Stan aktualny? Wygląda na to, że sądy są jeszcze niezawisłe. Ne zgodził się na wyłączenie sędzi przewodniczącej ze sprawy, o co wnosił prokurator, więc bez przeszkód zakończyła Ona przewód sądowy dotyczący czwórki lekarzy oskarżonych w sprawie śmierci ojca Ziobry. W ramach mów końcowych prokurator i oskarżyciele posiłkowi domagali się dla jednego z czwórki oskarżonych lekarzy dwóch lat bezwzględnego więzienia, 20 tys. zł nawiązki na fundację, której celem jest wspieranie kardiologii i zakazu wykonywania zawodu na 5 lat, a dla pozostałych trzech – 2 lat pozbawienia wolności w zawieszeniu na 5 lat i orzeczenia nawiązki 15 tys. zł; 2 lata pozbawienia wolności w zawieszeniu na 5 lat, 20 tys. zł nawiązki i zakaz wykonywania zawodu na 5 lat; 1,5 roku więzienia w zawieszeniu na trzy lata i 10 tys. zł nawiązki.

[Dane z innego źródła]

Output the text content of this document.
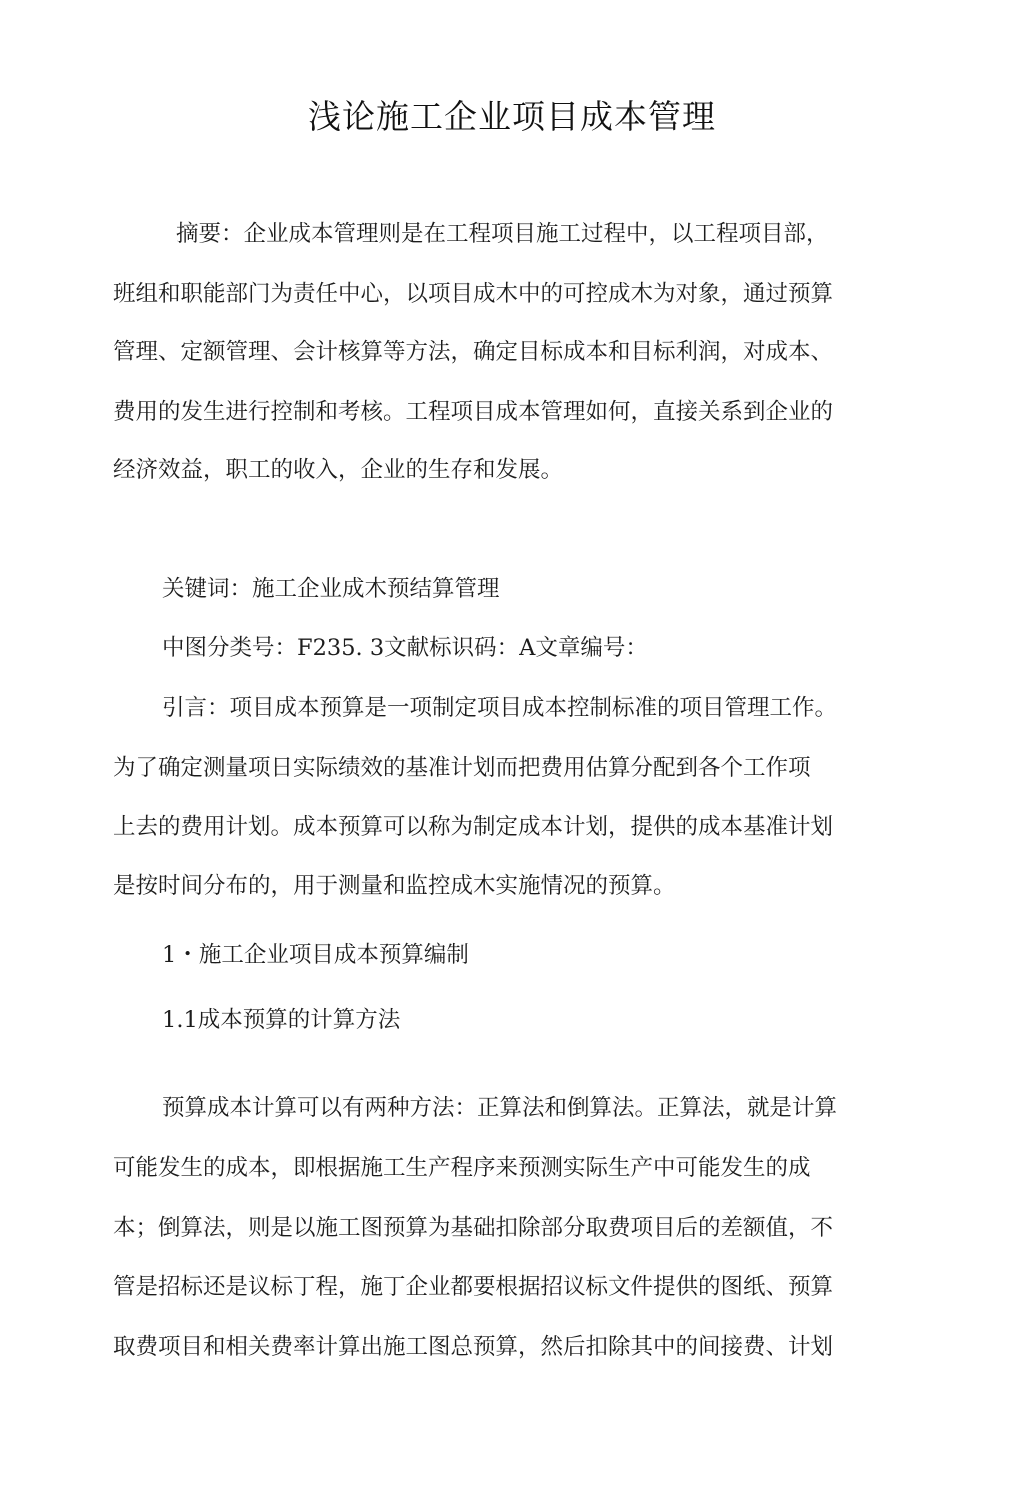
浅论施工企业项目成本管理
摘要：企业成本管理则是在工程项目施工过程中，以工程项目部，
班组和职能部门为责任中心，以项目成木中的可控成木为对象，通过预算
管理、定额管理、会计核算等方法，确定目标成本和目标利润，对成本、
费用的发生进行控制和考核。工程项目成本管理如何，直接关系到企业的
经济效益，职工的收入，企业的生存和发展。
关键词：施工企业成木预结算管理
中图分类号：F235. 3文献标识码：A文章编号：
引言：项目成本预算是一项制定项目成本控制标准的项目管理工作。
为了确定测量项日实际绩效的基准计划而把费用估算分配到各个工作项
上去的费用计划。成本预算可以称为制定成本计划，提供的成本基准计划
是按时间分布的，用于测量和监控成木实施情况的预算。
1・施工企业项目成本预算编制
1.1成本预算的计算方法
预算成本计算可以有两种方法：正算法和倒算法。正算法，就是计算
可能发生的成本，即根据施工生产程序来预测实际生产中可能发生的成
本；倒算法，则是以施工图预算为基础扣除部分取费项目后的差额值，不
管是招标还是议标丁程，施丁企业都要根据招议标文件提供的图纸、预算
取费项目和相关费率计算出施工图总预算，然后扣除其中的间接费、计划
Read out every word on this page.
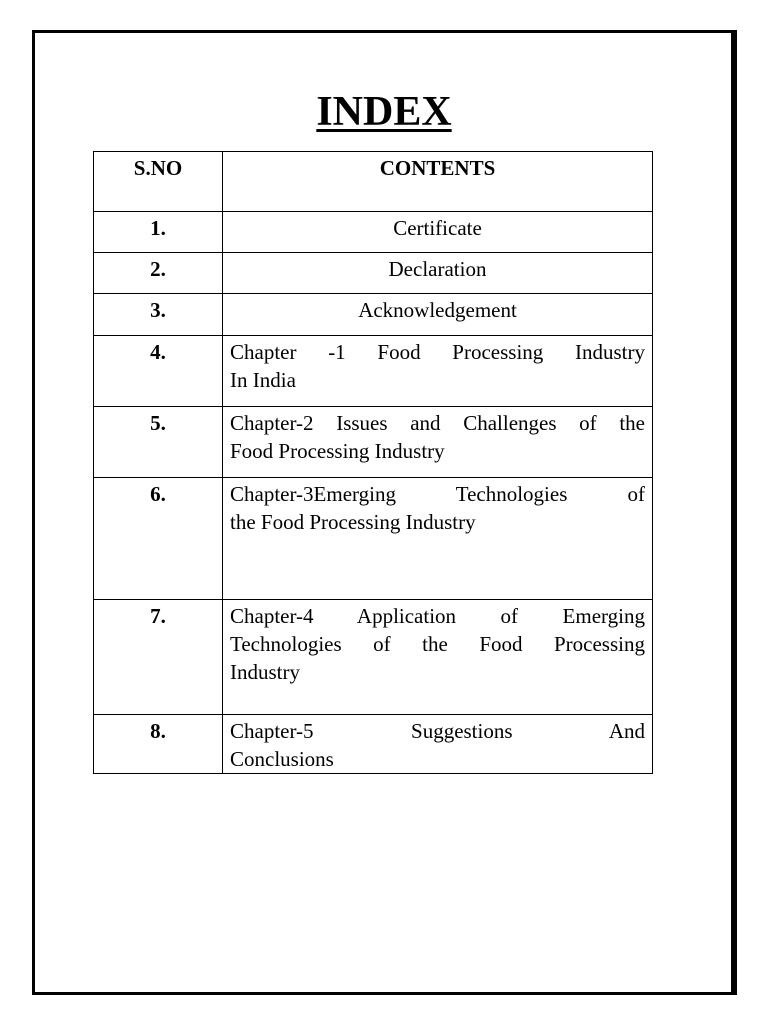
INDEX
S.NO	CONTENTS
1.	Certificate

2.	Declaration

3.	Acknowledgement

4.	Chapter -1 Food Processing Industry
In India

5.	Chapter-2 Issues and Challenges of the
Food Processing Industry

6.	Chapter-3Emerging Technologies of
the Food Processing Industry

7.	Chapter-4 Application of Emerging
Technologies of the Food Processing
Industry

8.	Chapter-5 Suggestions And
Conclusions
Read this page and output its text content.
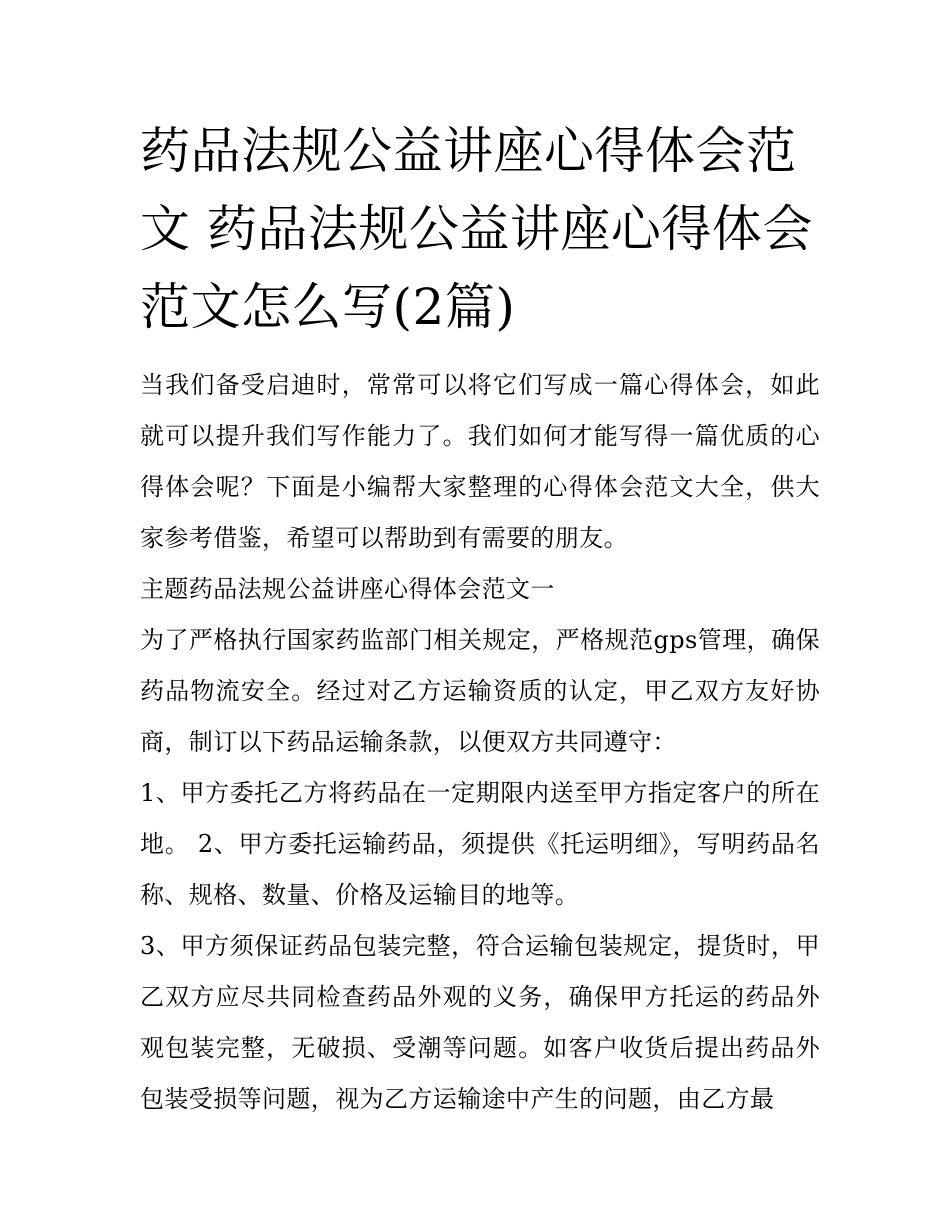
药品法规公益讲座心得体会范文 药品法规公益讲座心得体会范文怎么写(2篇)

当我们备受启迪时，常常可以将它们写成一篇心得体会，如此就可以提升我们写作能力了。我们如何才能写得一篇优质的心得体会呢？下面是小编帮大家整理的心得体会范文大全，供大家参考借鉴，希望可以帮助到有需要的朋友。

主题药品法规公益讲座心得体会范文一

为了严格执行国家药监部门相关规定，严格规范gps管理，确保药品物流安全。经过对乙方运输资质的认定，甲乙双方友好协商，制订以下药品运输条款，以便双方共同遵守：

1、甲方委托乙方将药品在一定期限内送至甲方指定客户的所在地。 2、甲方委托运输药品，须提供《托运明细》，写明药品名称、规格、数量、价格及运输目的地等。

3、甲方须保证药品包装完整，符合运输包装规定，提货时，甲乙双方应尽共同检查药品外观的义务，确保甲方托运的药品外观包装完整，无破损、受潮等问题。如客户收货后提出药品外包装受损等问题，视为乙方运输途中产生的问题，由乙方最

Sędzia się nie przestraszyła. Uniewinniła lekarzy. – Oceniając poprawność działań medycznych oskarżonych w czasie leczenia Jerzego Ziobry i poprawność podejmowanych względem tego pacjenta decyzji medycznych, sąd nie znalazł podstaw do stwierdzenia, że istnieje związek między tymi decyzjami i działaniami, a śmiercią Jerzego Ziobry – tak uzasadniła wyrok, który zapadł po prawie 11 latach postępowania. Niestety nie jest prawomocny. Adwokat oskarżycieli zapowiedział apelację.

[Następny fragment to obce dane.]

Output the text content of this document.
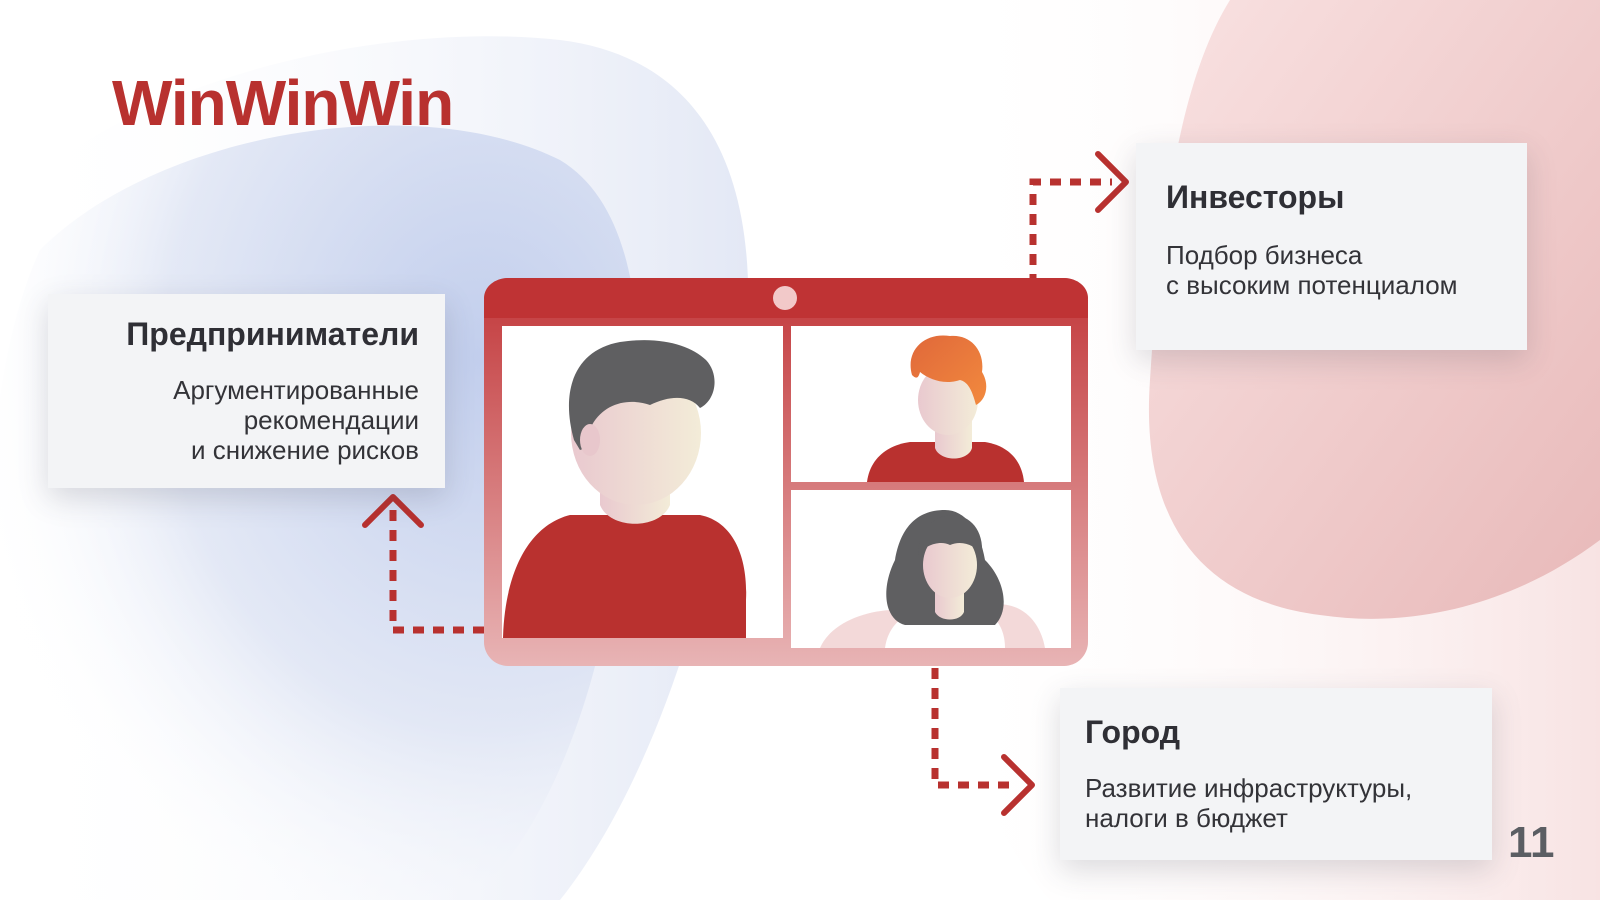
WinWinWin
Предприниматели

Аргументированные
рекомендации
и снижение рисков

Инвесторы

Подбор бизнеса
с высоким потенциалом

Город

Развитие инфраструктуры,
налоги в бюджет	11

Ale kosztami procesu, co oczywiste po prawnych kombinacjach ministra sprawiedliwości i prokuratora generalnego w jednym, w tym kosztami opinii biegłych obciążył Skarb Państwa, bowiem, co przypominam, 5 sierpnia 2016 r. zmieniono przepisy tak, że nie pozwalają one obciążyć oskarżycieli subsydiarnych kosztami powyżej 300 zł. Na dodatek przyłączenie się do sprawy prokuratora (również dzięki zmianie przepisów zainicjowanej przez Ziobrę) spowodowało, że sprawa zmieniła się z prywatnoskargowej w sprawę o charakterze publicznym, a w takich sprawach w razie uniewinnienia koszty procesu ponosi Skarbu Państwa.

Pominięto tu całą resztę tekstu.